Xu Shizhong, Hu Zhiqiu
Department of Botany and Plant Sciences, University of California, Riverside, CA 92521, USA.
Theor Appl Genet. 2010 Jun;121(1):47-63. doi: 10.1007/s00122-010-1290-0. Epub 2010 Feb 24.
We developed a generalized linear model of QTL mapping for discrete traits in line crossing experiments. Parameter estimation was achieved using two different algorithms, a mixture model-based EM (expectation-maximization) algorithm and a GEE (generalized estimating equation) algorithm under a heterogeneous residual variance model. The methods were developed using ordinal data, binary data, binomial data and Poisson data as examples. Applications of the methods to simulated as well as real data are presented. The two different algorithms were compared in the data analyses. In most situations, the two algorithms were indistinguishable, but when large QTL are located in large marker intervals, the mixture model-based EM algorithm can fail to converge to the correct solutions. Both algorithms were coded in C++ and interfaced with SAS as a user-defined SAS procedure called PROC QTL.

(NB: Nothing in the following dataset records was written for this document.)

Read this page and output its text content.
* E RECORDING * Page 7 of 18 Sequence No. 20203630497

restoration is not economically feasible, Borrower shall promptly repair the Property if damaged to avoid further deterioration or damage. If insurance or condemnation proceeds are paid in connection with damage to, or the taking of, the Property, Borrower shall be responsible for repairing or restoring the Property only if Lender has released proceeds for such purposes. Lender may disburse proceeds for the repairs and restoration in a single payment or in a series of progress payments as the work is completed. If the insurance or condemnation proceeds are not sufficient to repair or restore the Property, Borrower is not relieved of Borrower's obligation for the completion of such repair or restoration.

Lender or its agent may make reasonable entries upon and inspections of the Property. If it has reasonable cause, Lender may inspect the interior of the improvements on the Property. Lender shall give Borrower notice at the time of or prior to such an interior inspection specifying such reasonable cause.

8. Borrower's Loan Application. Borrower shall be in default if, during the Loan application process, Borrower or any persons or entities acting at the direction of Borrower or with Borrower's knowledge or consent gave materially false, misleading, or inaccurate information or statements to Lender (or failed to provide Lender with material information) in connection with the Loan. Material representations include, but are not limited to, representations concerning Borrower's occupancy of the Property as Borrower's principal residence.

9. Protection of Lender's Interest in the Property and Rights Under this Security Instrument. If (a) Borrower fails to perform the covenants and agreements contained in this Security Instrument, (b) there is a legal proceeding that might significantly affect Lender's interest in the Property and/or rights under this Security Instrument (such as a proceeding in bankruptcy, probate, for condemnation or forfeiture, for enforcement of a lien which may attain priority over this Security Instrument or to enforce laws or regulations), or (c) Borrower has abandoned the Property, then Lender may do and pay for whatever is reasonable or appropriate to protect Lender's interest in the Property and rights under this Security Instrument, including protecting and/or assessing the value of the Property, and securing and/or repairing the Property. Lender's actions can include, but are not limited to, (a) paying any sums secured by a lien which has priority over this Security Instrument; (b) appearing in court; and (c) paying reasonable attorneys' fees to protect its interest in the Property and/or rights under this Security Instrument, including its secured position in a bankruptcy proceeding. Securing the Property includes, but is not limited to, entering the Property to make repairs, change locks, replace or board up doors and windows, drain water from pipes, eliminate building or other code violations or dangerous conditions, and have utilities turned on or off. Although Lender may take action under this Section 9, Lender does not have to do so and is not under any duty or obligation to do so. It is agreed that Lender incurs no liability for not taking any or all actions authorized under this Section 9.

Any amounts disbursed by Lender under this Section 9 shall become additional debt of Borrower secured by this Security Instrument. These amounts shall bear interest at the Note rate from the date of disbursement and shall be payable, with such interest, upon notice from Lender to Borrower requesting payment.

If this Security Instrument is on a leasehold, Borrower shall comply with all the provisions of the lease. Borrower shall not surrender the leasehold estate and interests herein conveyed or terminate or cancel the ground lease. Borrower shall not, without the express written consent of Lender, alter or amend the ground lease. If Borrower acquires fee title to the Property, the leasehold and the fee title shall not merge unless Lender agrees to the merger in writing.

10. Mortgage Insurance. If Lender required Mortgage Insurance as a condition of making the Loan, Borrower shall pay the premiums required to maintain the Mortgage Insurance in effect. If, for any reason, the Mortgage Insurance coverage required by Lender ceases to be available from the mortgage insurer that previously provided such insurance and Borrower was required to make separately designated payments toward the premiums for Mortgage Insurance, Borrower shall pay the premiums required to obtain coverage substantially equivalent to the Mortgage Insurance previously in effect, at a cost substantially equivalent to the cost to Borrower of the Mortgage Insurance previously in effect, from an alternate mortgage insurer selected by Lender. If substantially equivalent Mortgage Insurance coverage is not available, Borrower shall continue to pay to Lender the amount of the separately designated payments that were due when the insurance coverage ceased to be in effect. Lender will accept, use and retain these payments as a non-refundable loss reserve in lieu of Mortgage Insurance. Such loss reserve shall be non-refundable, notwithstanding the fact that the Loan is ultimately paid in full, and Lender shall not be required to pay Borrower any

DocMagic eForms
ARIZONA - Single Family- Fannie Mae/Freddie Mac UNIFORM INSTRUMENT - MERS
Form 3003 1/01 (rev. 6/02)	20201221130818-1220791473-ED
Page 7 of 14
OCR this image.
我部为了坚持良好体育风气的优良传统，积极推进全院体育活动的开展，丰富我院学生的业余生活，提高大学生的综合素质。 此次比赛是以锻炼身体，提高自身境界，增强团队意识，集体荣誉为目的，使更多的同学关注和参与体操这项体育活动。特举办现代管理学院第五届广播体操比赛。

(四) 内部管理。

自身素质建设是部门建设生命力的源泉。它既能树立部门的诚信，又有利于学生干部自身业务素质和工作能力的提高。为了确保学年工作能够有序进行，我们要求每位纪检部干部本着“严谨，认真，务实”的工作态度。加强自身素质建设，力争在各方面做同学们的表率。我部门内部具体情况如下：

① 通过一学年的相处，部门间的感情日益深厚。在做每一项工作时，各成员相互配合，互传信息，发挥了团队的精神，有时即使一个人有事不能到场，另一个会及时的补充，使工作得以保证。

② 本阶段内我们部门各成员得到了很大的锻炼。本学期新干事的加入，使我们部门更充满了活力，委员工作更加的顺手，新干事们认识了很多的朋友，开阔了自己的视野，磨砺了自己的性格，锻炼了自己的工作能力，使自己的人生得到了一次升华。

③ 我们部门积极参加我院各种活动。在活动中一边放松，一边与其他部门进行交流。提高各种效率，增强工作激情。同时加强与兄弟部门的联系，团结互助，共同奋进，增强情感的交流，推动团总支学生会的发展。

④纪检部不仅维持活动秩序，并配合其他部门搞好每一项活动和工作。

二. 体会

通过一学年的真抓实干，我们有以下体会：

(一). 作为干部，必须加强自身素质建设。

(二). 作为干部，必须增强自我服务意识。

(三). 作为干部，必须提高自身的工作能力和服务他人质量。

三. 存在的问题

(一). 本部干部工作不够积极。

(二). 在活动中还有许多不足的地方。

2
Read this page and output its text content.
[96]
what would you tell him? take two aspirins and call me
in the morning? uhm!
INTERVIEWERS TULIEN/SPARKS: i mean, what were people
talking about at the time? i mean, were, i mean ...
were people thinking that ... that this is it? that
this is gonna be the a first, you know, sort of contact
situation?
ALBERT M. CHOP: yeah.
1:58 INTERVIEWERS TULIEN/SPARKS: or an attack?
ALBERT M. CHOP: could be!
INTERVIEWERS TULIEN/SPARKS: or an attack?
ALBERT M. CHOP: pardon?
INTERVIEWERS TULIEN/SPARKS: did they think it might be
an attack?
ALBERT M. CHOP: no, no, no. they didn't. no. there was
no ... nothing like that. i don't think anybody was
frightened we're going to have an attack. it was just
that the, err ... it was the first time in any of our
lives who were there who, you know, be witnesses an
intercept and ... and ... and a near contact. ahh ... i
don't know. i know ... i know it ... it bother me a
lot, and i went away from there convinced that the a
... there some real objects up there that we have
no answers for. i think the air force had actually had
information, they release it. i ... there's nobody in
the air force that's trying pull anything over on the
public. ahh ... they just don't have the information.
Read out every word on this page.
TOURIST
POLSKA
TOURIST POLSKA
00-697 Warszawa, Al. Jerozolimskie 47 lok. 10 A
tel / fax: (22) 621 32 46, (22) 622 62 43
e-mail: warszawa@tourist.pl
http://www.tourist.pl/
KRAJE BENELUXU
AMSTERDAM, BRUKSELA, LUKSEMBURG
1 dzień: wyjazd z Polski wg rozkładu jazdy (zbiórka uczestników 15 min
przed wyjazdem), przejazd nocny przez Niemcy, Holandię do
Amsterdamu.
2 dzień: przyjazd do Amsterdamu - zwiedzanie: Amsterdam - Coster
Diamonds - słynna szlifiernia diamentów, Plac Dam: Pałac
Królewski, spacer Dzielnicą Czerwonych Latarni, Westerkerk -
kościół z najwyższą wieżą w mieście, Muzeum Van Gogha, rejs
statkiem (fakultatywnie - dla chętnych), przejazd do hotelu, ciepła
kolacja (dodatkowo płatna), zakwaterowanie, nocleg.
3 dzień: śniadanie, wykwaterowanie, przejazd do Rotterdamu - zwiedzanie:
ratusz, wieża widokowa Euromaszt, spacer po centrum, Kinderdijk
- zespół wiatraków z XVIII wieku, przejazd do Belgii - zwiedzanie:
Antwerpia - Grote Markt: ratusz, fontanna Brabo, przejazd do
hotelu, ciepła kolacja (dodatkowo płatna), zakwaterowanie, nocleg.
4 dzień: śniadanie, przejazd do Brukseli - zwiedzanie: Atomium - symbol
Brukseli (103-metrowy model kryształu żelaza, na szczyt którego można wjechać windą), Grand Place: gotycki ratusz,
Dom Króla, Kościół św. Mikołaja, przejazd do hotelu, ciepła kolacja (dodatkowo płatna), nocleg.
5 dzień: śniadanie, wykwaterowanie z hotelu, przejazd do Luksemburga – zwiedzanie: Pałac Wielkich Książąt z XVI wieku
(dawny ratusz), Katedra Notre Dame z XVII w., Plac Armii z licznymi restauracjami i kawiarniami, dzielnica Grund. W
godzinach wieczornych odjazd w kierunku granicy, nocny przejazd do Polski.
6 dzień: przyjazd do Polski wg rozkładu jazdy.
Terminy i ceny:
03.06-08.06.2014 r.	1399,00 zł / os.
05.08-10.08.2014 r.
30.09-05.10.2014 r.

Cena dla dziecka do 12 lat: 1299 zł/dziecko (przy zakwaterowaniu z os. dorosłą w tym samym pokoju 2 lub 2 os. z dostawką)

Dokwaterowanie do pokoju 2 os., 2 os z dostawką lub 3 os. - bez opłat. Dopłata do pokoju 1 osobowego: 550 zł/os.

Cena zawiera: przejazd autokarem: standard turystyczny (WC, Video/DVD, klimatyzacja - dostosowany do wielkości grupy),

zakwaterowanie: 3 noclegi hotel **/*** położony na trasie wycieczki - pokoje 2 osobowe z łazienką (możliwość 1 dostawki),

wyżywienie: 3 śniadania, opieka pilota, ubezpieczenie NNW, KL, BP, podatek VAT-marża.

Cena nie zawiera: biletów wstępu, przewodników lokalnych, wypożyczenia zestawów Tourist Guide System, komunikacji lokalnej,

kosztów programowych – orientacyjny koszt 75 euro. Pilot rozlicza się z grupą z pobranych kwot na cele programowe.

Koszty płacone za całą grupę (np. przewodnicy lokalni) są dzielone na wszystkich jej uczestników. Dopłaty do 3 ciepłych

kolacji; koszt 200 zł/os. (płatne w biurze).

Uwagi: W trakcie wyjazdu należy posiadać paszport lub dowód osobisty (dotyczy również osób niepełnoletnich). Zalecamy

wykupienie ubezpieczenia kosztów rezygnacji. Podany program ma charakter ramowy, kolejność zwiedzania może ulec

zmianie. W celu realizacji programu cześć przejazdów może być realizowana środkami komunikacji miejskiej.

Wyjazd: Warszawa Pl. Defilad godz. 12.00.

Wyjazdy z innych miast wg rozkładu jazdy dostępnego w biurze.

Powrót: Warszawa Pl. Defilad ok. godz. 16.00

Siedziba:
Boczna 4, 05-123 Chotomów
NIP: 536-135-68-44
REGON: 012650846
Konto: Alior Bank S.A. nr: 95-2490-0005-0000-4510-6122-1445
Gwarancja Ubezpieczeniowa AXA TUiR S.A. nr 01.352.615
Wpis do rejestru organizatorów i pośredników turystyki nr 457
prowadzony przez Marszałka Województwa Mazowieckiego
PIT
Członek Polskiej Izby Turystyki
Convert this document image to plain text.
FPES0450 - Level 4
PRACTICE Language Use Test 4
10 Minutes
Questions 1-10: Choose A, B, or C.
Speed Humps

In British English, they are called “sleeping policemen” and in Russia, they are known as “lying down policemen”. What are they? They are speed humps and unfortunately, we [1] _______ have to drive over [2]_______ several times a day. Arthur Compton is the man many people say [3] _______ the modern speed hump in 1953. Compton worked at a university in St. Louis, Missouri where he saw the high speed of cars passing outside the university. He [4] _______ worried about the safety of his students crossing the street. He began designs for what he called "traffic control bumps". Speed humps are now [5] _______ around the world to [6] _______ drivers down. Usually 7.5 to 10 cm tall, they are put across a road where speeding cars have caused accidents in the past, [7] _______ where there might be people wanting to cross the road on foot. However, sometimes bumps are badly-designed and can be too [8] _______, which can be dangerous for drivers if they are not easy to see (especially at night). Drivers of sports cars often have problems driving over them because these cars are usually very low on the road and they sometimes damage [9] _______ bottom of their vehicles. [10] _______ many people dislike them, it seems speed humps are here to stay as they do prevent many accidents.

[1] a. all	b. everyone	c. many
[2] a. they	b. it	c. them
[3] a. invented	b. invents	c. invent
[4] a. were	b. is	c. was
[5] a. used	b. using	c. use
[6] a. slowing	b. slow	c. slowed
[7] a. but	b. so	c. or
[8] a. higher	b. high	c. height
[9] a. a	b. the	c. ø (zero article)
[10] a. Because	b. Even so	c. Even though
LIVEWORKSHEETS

我们针对品系杂交实验中的离散性状开发了一种广义线性模型的QTL定位方法。在异质残差方差模型下,使用两种不同算法进行参数估计,一种是基于混合模型的期望最大化(EM)算法,另一种是广义估计方程(GEE)算法。以有序数据、二元数据、二项式数据和泊松数据为例开发了这些方法。展示了这些方法在模拟数据和实际数据中的应用。在数据分析中对这两种不同算法进行了比较。在大多数情况下,这两种算法难以区分,但当大的QTL位于大的标记区间时,基于混合模型的EM算法可能无法收敛到正确的解。两种算法均用C++编码,并作为名为PROC QTL的用户定义SAS过程与SAS接口。